In profile, the nose has such a shallow concave curve that it appears virtually straight; there must be no stop, break, or nose bump; the tip of the chin should line up with the tip of the nose. The chin should be strong and deep, the bite level, and the whisker pads prominent. The neck should be long and slender; it may seem heavier than it actually is because of the density of the small ruff.
The lovely coat is semi-long, with a fine undercoat covered with thicker guard hairs; it is dense but soft and silky to the touch. Males may have a more developed ruff than females. Breeches are desirable, as are ear tufts. Feathering behind the ears of a lighter shade of blue is desirable. The length of the coat and density of the undercoat can vary with the seasons and adult coats may take up to two years to fully develop. The colour should be an even, clear, medium blue, although kittens may show ghost tabby markings. The guard hairs should be tipped with silver giving the overall appearance of light silver dusting. The nose leather and paw pads should be blue, although pinkish lavender is acceptable in kittens.
Nebelung make affectionate companions.
Nebelungs are noted for their affectionate, sweet temperament and soft voice. They can appear shy at first and may take a little while to fully settle, so they do need to be given time to allow them to explore and feel confident in new surroundings. Therefore, early socialisation is very important for this breed.

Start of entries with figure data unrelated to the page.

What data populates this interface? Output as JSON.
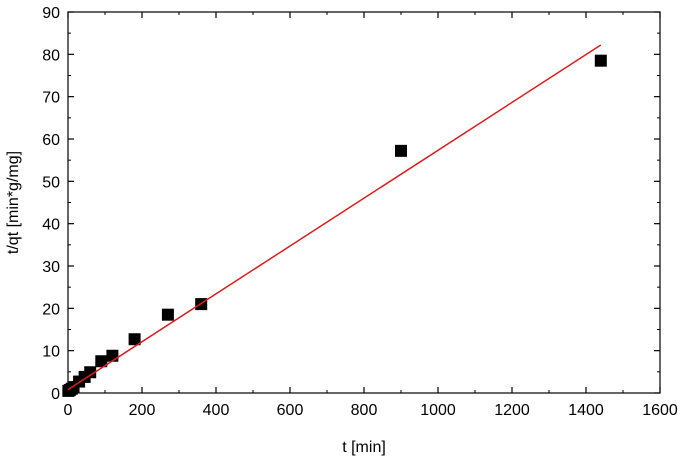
{
  "chart_data": {
    "type": "scatter",
    "title": "",
    "xlabel": "t [min]",
    "ylabel": "t/qt [min*g/mg]",
    "xlim": [
      0,
      1600
    ],
    "ylim": [
      0,
      90
    ],
    "xticks": [
      0,
      200,
      400,
      600,
      800,
      1000,
      1200,
      1400,
      1600
    ],
    "yticks": [
      0,
      10,
      20,
      30,
      40,
      50,
      60,
      70,
      80,
      90
    ],
    "x_tick_labels": [
      "0",
      "200",
      "400",
      "600",
      "800",
      "1000",
      "1200",
      "1400",
      "1600"
    ],
    "y_tick_labels": [
      "0",
      "10",
      "20",
      "30",
      "40",
      "50",
      "60",
      "70",
      "80",
      "90"
    ],
    "grid": false,
    "legend": "none",
    "series": [
      {
        "type": "scatter",
        "marker": "square",
        "color": "#000000",
        "points": [
          {
            "x": 1,
            "y": 0.5
          },
          {
            "x": 5,
            "y": 0.7
          },
          {
            "x": 10,
            "y": 1.0
          },
          {
            "x": 15,
            "y": 1.4
          },
          {
            "x": 30,
            "y": 2.7
          },
          {
            "x": 45,
            "y": 3.8
          },
          {
            "x": 60,
            "y": 4.9
          },
          {
            "x": 90,
            "y": 7.5
          },
          {
            "x": 120,
            "y": 8.8
          },
          {
            "x": 180,
            "y": 12.7
          },
          {
            "x": 270,
            "y": 18.5
          },
          {
            "x": 360,
            "y": 21.0
          },
          {
            "x": 900,
            "y": 57.2
          },
          {
            "x": 1440,
            "y": 78.5
          }
        ]
      },
      {
        "type": "line",
        "color": "#dd1c1c",
        "points": [
          {
            "x": 0,
            "y": 0.8
          },
          {
            "x": 1440,
            "y": 82.2
          }
        ]
      }
    ]
  }
}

Once fully at home, they form strong bonds with their human families, enjoying their company and being fussed and petted, and interactive games, such as fetch. However, they can be shy around strangers.
They are a highly intelligent breed and quite energetic, so if living as indoor cats only, they will require space to explore and toys and activities to keep them amused and stimulated. They don’t like being left alone for long periods, although they do enjoy their own space to relax. This good-natured breed will happily accept younger family members and cat-friendly dogs, and will soon become a much valued family member, wanting to spend time with you.
It is a rare breed.
The Nebelung is a healthy breed with no known breed related hereditary health issues. Their life expectancy is 15 — 18 years.
The main issue is to ensure they do not become overweight, as they do enjoy their food, so their diet must be carefully managed. A Nebelung weighs between 8 – 16 lbs with the males being noticeably heavier than the females.
Although they have a semi-longhair coat, the texture is silky, and it is not onerous to maintain, and should be groomed weekly with a wide-toothed steel comb to ensure it doesn’t knot or mat. They will shed in the spring, and possibly autumn, when care must be taken to remove any old or dead coat.
Remember! All breed profiles are general and every cat is an individual.